The SBC-affiliated Passage Community Church in the nearby suburb of Florissant tied its calls for prayer with work efforts to help clean up in Ferguson and “minister to the shops that were looted.”

“We are hoping our presence will encourage and bring hope to many lives!” the church added on its Facebook page about the cleanup effort on Wednesday.

The church is planning a food and school supply drive this weekend. More than 120 people from multiple churches attended cleanup effort, which attracted some positive media coverage.

“Our biggest thing is to be the hands and feet of Jesus and to be known for what we do more than what we are against,” Joe Costephens, pastor of Passage Community Church told EthicsDaily.com.

“We must be humbled by God and see his Kingdom come in a real way,” he added. “That kingdom comes through salvation leading to transformation. Transformation occurs when God moves his people to pick up trash, to help a neighbor out, or when we take the opportunity to preach the gospel.”

Scott Stearman, senior pastor of Kirkwood Baptist Church in another suburb of St. Louis, addressed the Ferguson crisis in an Aug. 12 blog post on the church’s website. Kirkwood is affiliated with the Cooperative Baptist Fellowship.

“The violence in Ferguson this week is easy to condemn,” he wrote. “It is unproductive and evil, in that innocent bystanders are always hurt in this kind of protest. It hurts the cause of the protestors more than it helps.”

He then added, however, that having been “born in privileged historical circumstances” as a middle-class white American, it is “essential” to “understand that while the violence is never justified, the anger is.”

Stearman offered several statistics to note racial disparity in the St.

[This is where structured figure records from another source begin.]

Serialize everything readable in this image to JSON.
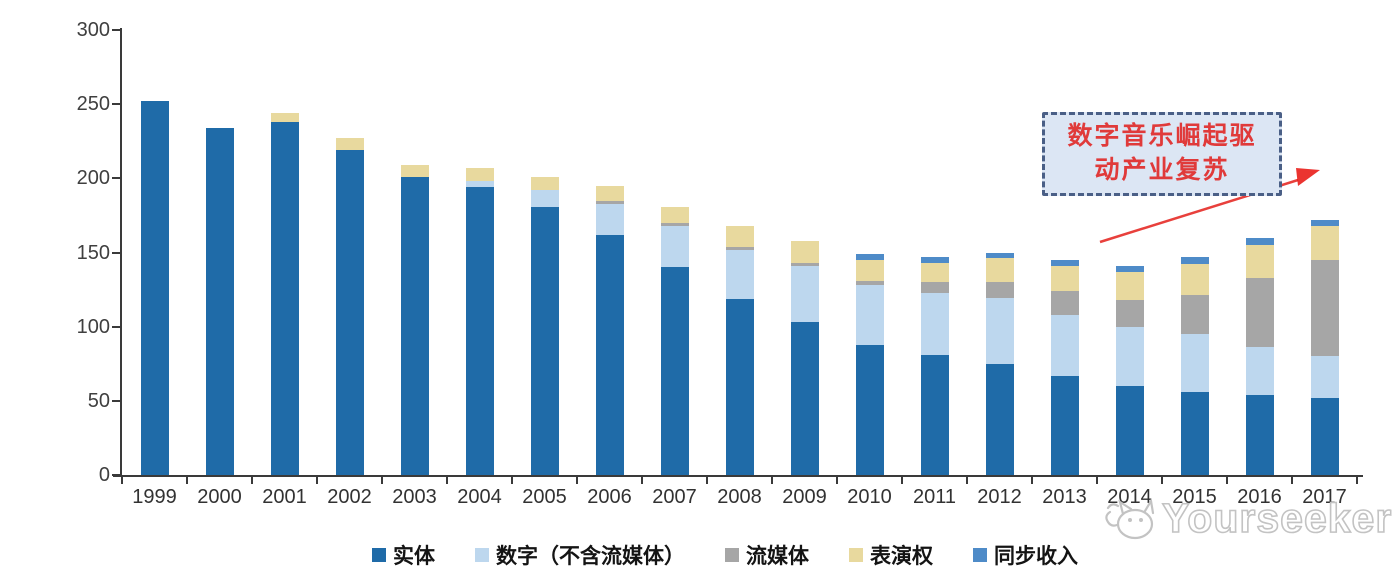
{
  "chart_data": {
    "type": "bar",
    "stacked": true,
    "title": "",
    "xlabel": "",
    "ylabel": "",
    "ylim": [
      0,
      300
    ],
    "yticks": [
      0,
      50,
      100,
      150,
      200,
      250,
      300
    ],
    "grid": false,
    "legend_position": "bottom",
    "categories": [
      "1999",
      "2000",
      "2001",
      "2002",
      "2003",
      "2004",
      "2005",
      "2006",
      "2007",
      "2008",
      "2009",
      "2010",
      "2011",
      "2012",
      "2013",
      "2014",
      "2015",
      "2016",
      "2017"
    ],
    "series": [
      {
        "name": "实体",
        "color": "#1f6ba8",
        "values": [
          252,
          234,
          238,
          219,
          201,
          194,
          181,
          162,
          140,
          119,
          103,
          88,
          81,
          75,
          67,
          60,
          56,
          54,
          52
        ]
      },
      {
        "name": "数字（不含流媒体）",
        "color": "#bdd7ee",
        "values": [
          0,
          0,
          0,
          0,
          0,
          4,
          11,
          21,
          28,
          33,
          38,
          40,
          42,
          44,
          41,
          40,
          39,
          32,
          28
        ]
      },
      {
        "name": "流媒体",
        "color": "#a6a6a6",
        "values": [
          0,
          0,
          0,
          0,
          0,
          0,
          0,
          2,
          2,
          2,
          2,
          3,
          7,
          11,
          16,
          18,
          26,
          47,
          65
        ]
      },
      {
        "name": "表演权",
        "color": "#e8d99e",
        "values": [
          0,
          0,
          6,
          8,
          8,
          9,
          9,
          10,
          11,
          14,
          15,
          14,
          13,
          16,
          17,
          19,
          21,
          22,
          23
        ]
      },
      {
        "name": "同步收入",
        "color": "#4e8bc8",
        "values": [
          0,
          0,
          0,
          0,
          0,
          0,
          0,
          0,
          0,
          0,
          0,
          4,
          4,
          4,
          4,
          4,
          5,
          5,
          4
        ]
      }
    ]
  },
  "annotation": {
    "line1": "数字音乐崛起驱",
    "line2": "动产业复苏",
    "text_color": "#e03a3a",
    "box_fill": "#dce6f4",
    "box_border": "#4a5f86",
    "arrow_color": "#e8403c"
  },
  "watermark": {
    "text": "Yourseeker",
    "color": "#c3c3c3"
  },
  "axis": {
    "line_color": "#3a3a3a",
    "label_color": "#3f3f3f"
  }
}
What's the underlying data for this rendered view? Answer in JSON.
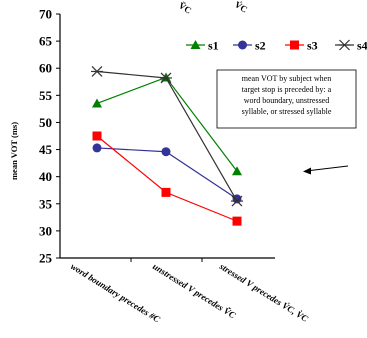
{
  "chart_data": {
    "type": "line",
    "title": "",
    "ylabel": "mean VOT (ms)",
    "xlabel": "",
    "ylim": [
      25,
      70
    ],
    "yticks": [
      25,
      30,
      35,
      40,
      45,
      50,
      55,
      60,
      65,
      70
    ],
    "categories": [
      "word boundary precedes #C",
      "unstressed V precedes V̆C",
      "stressed V precedes V́C, V̀C"
    ],
    "series": [
      {
        "name": "s1",
        "color": "#008000",
        "marker": "triangle",
        "values": [
          53.5,
          58.3,
          41.0
        ]
      },
      {
        "name": "s2",
        "color": "#333399",
        "marker": "circle",
        "values": [
          45.3,
          44.6,
          35.9
        ]
      },
      {
        "name": "s3",
        "color": "#ff0000",
        "marker": "square",
        "values": [
          47.5,
          37.1,
          31.8
        ]
      },
      {
        "name": "s4",
        "color": "#333333",
        "marker": "star",
        "values": [
          59.4,
          58.2,
          35.5
        ]
      }
    ],
    "legend_position": "top-right",
    "grid": false,
    "annotation": {
      "lines": [
        "mean VOT by subject when",
        "target stop is preceded by:  a",
        "word boundary, unstressed",
        "syllable, or stressed syllable"
      ]
    },
    "top_fragments": [
      "V̆C",
      "V́C"
    ]
  }
}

Louis area and beyond.

“Imagine living in neighborhoods with few decent jobs where the Payday loan industry is allowed to run rampant charging triple digit interest,” he added. “Imagine living in a country where private prisons lobby for stricter laws, to put even more young black males in jail for minor violations created by lawmakers sometimes paid off by the industry.”

Stearman insisted that “[n]one of these circumstances, or many others I could elucidate, excuses violence.”

Instead, he offered them as a way for Christians to move forward with cross-racial relationships based on better understanding each other.

“It is essential that we, who seek to follow the Jesus who crossed all racial and cultural boundaries to extend healing and compassion, do the same,” Stearman added. “Following the command to ‘do unto others’ means seeking understanding of what we’d want in the other’s circumstance.”

In 2009, Stearman wrote an EthicsDaily.com piece about efforts by Kirkwood to bring people together to bridge racial divides in St. Louis.

Part of the church’s work included showing the award-winning EthicsDaily.com documentary “Beneath the Skin: Baptists and Racism.”

The film explores how Baptists can work together in proactive ways to live out the Bible’s moral vision and break down racial and ethnic dividing walls.

As the streets of Ferguson fill with teargas, protest signs and SWAT teams, perhaps more Baptists in the area will leave the quiet sanctuaries and address the community’s crisis.